A Polydor spokesman declined to comment on Raye’s description of her time with the company, and said, “We’ve loved seeing Raye having all of this well-deserved success and wish her the very best.”
Raye was determined to carry on. Last year, she signed a deal with the distribution service Human Re Sources. Its founder and chief executive, J. Erving, who is also an executive vice president at Sony, said in a video interview that Raye could have gotten more money upfront — “the bag, so to speak” — if she had signed with a traditional label. But instead she “bet on herself,” choosing to release her album as an independent artist who owns her masters.
For Raye, creative control was the key to continuing in an industry that had nearly broken her down. “I’m not interested in being a ‘singles’ girl, it’s the last thing I ever wanted to be,” she said. For her, the album format is not about “selling records” but telling stories.
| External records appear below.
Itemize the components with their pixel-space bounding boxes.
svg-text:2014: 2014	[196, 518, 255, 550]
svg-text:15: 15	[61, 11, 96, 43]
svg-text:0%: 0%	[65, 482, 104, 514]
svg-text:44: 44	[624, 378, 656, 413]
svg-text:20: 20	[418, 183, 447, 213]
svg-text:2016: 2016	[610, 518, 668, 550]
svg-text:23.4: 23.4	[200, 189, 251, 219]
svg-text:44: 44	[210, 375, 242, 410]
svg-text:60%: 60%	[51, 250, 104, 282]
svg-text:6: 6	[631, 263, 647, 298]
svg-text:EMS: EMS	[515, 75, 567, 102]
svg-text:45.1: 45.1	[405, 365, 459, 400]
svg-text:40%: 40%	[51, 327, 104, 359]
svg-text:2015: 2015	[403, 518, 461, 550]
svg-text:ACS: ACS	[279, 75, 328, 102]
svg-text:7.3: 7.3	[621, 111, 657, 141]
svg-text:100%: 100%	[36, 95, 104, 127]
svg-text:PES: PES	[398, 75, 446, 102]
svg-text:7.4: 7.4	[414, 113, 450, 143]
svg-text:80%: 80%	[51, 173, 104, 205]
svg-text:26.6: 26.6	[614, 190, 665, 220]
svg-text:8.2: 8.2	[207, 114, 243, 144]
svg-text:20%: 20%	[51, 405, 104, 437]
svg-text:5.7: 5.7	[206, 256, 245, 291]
Raye (born Rachel Keen) has known what kind of artist she wanted to be from a young age. At 10, she was determined to attend the BRIT School, the performing arts institution known for famous alumni, including Amy Winehouse and Adele. Four years later, she won a place at the school, which is near the home in south London she shared with her parents and three younger sisters.
Raye said she was so devoted to her budding career, she gave up her social life to write music after school and on weekends with professionals she met through her guitar teacher: “I’d get the train up to whatever address in my calendar and I would go into a room full of middle-aged men and be like ‘Hey, I’m going to write a song.’”
Growing up, her Ghanaian-Swiss mother and English father “worked stupidly, exceptionally hard,” she said, as a nurse and in insurance. Church, where her father played piano and her mother sang in the choir, was a big part of family life.